The findings fundamentally reshape the debate on trade policy.
Long-term structural effects of tariffs may differ from short-term impacts on prices and employment, redirecting the economy toward more domestic production and less dependence on foreign manufacturers.

A long-neglected concept, optimal tariff theory, suggests that large economies can improve their terms of trade by imposing tariffs, forcing foreign producers to lower prices.

Tariffs may also reallocate productive activity toward domestic industries that mainstream economists often overlook.

Most importantly, the study destroys the most powerful argument in favor of free trade:
the claim that tariffs inevitably raise consumer prices.

For generations, this claim ended policy debates before they began.
Policymakers proposing tariffs faced accusations of imposing a regressive tax on consumers.
Kamala Harris, during her failed presidential run last year, repeatedly described Trump’s tariff proposals as a national sales tax that would raise consumer prices.

Now that argument is in the trash bin.

With the price-worry dismantled, the tariff debate can shift to foundations rooted in economic history and national-economic sovereignty — the ultimate purpose of policy.

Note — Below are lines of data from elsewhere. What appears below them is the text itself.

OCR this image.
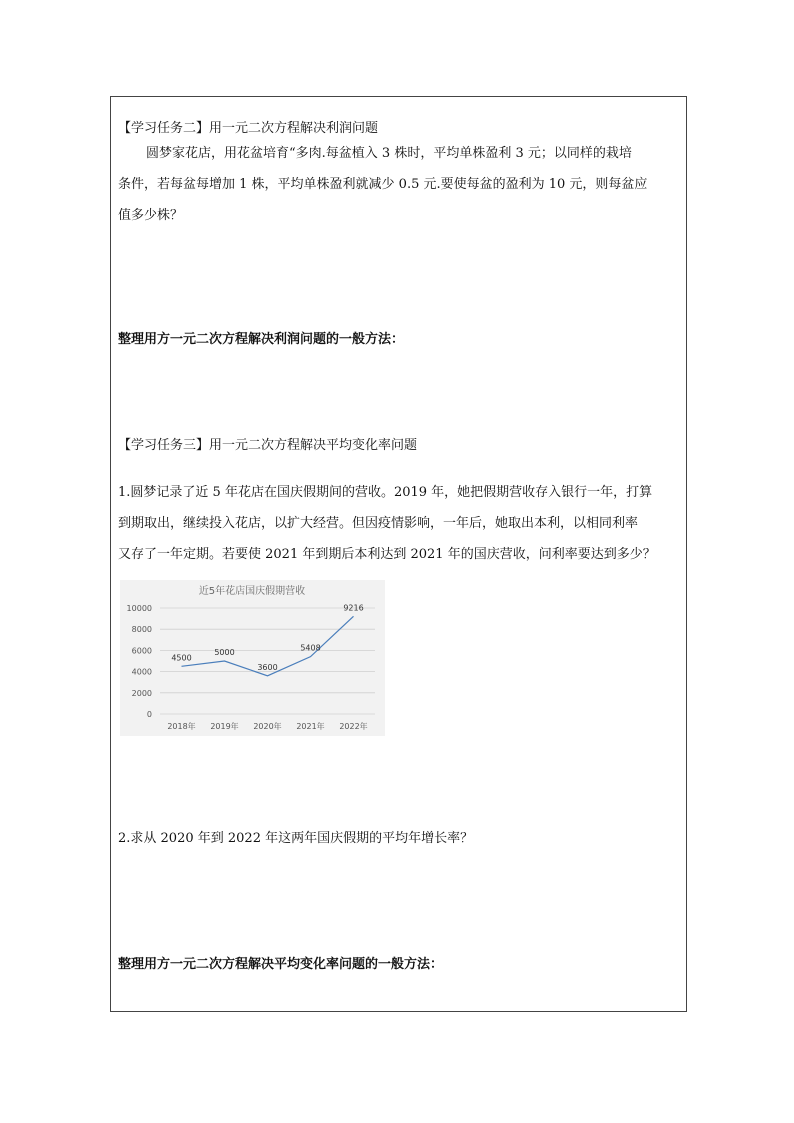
【学习任务二】用一元二次方程解决利润问题
圆梦家花店，用花盆培育“多肉.每盆植入 3 株时，平均单株盈利 3 元；以同样的栽培
条件，若每盆每增加 1 株，平均单株盈利就减少 0.5 元.要使每盆的盈利为 10 元，则每盆应
值多少株？
整理用方一元二次方程解决利润问题的一般方法：
【学习任务三】用一元二次方程解决平均变化率问题
1.圆梦记录了近 5 年花店在国庆假期间的营收。2019 年，她把假期营收存入银行一年，打算
到期取出，继续投入花店，以扩大经营。但因疫情影响，一年后，她取出本利，以相同利率
又存了一年定期。若要使 2021 年到期后本利达到 2021 年的国庆营收，问利率要达到多少？
近5年花店国庆假期营收
0
2000
4000
6000
8000
10000
2018年 2019年 2020年 2021年 2022年
4500
5000
3600
5408
9216
2.求从 2020 年到 2022 年这两年国庆假期的平均年增长率？
整理用方一元二次方程解决平均变化率问题的一般方法：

Policymakers can weigh the benefits of protecting domestic industries, rebalancing trade relations, and rebuilding industrial capacity against impacts on activity and employment.

They can consider whether tariffs might encourage productive investment and industrial development, topics long excluded from mainstream economic discourse.

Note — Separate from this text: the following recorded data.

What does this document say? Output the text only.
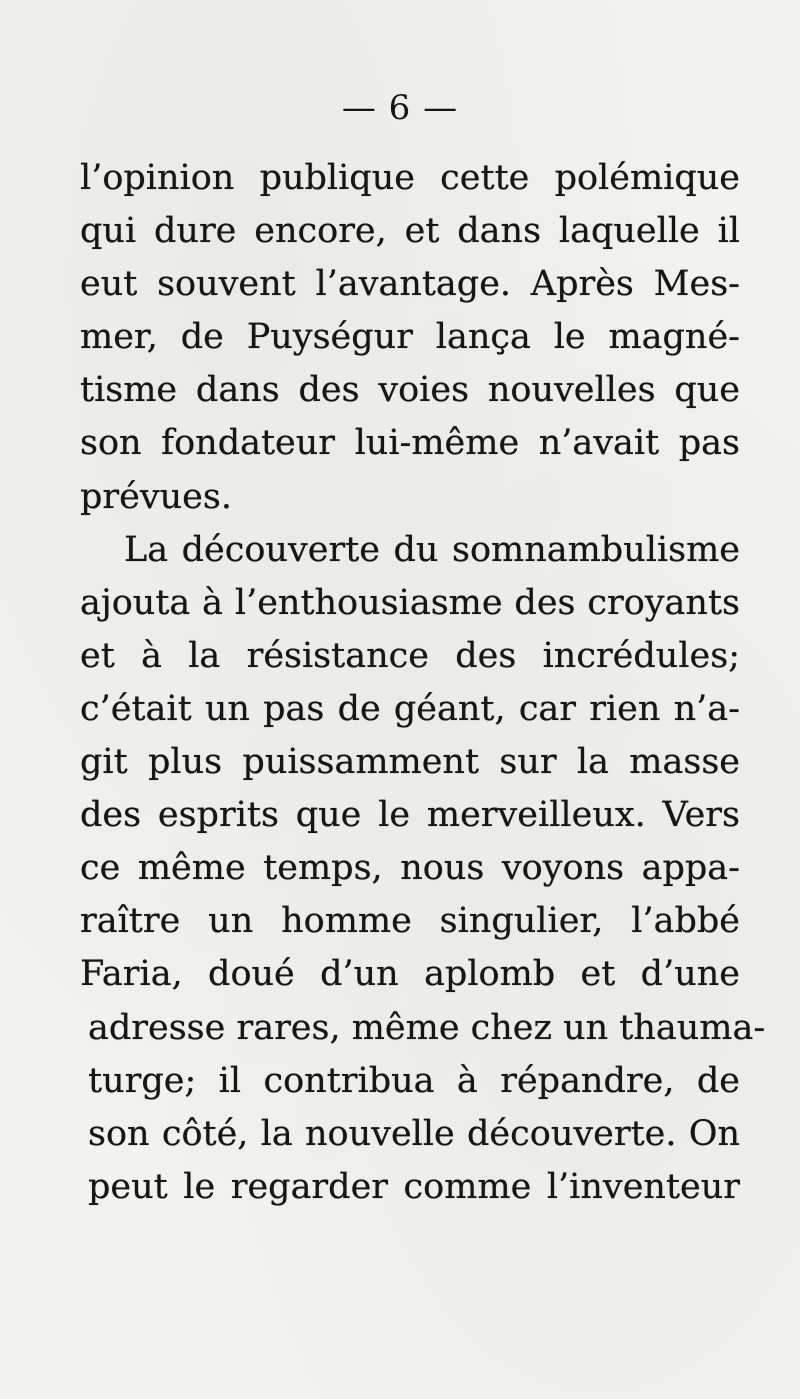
— 6 —
l’opinion publique cette polémique
qui dure encore, et dans laquelle il
eut souvent l’avantage. Après Mes-
mer, de Puységur lança le magné-
tisme dans des voies nouvelles que
son fondateur lui-même n’avait pas
prévues.
La découverte du somnambulisme
ajouta à l’enthousiasme des croyants
et à la résistance des incrédules;
c’était un pas de géant, car rien n’a-
git plus puissamment sur la masse
des esprits que le merveilleux. Vers
ce même temps, nous voyons appa-
raître un homme singulier, l’abbé
Faria, doué d’un aplomb et d’une
adresse rares, même chez un thauma-
turge; il contribua à répandre, de
son côté, la nouvelle découverte. On
peut le regarder comme l’inventeur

The findings also challenge the Federal Reserve’s reaction to tariffs.
If the main effects are lower inflation and lower employment, monetary theory would suggest the Fed should cut interest rates when tariffs are imposed.

Instead, the Fed has done the opposite this year, holding rates steady and lowering them reluctantly, moves that now appear to be a major policy mistake.

And Donald Trump may now be positioned to push the Fed toward the correct course.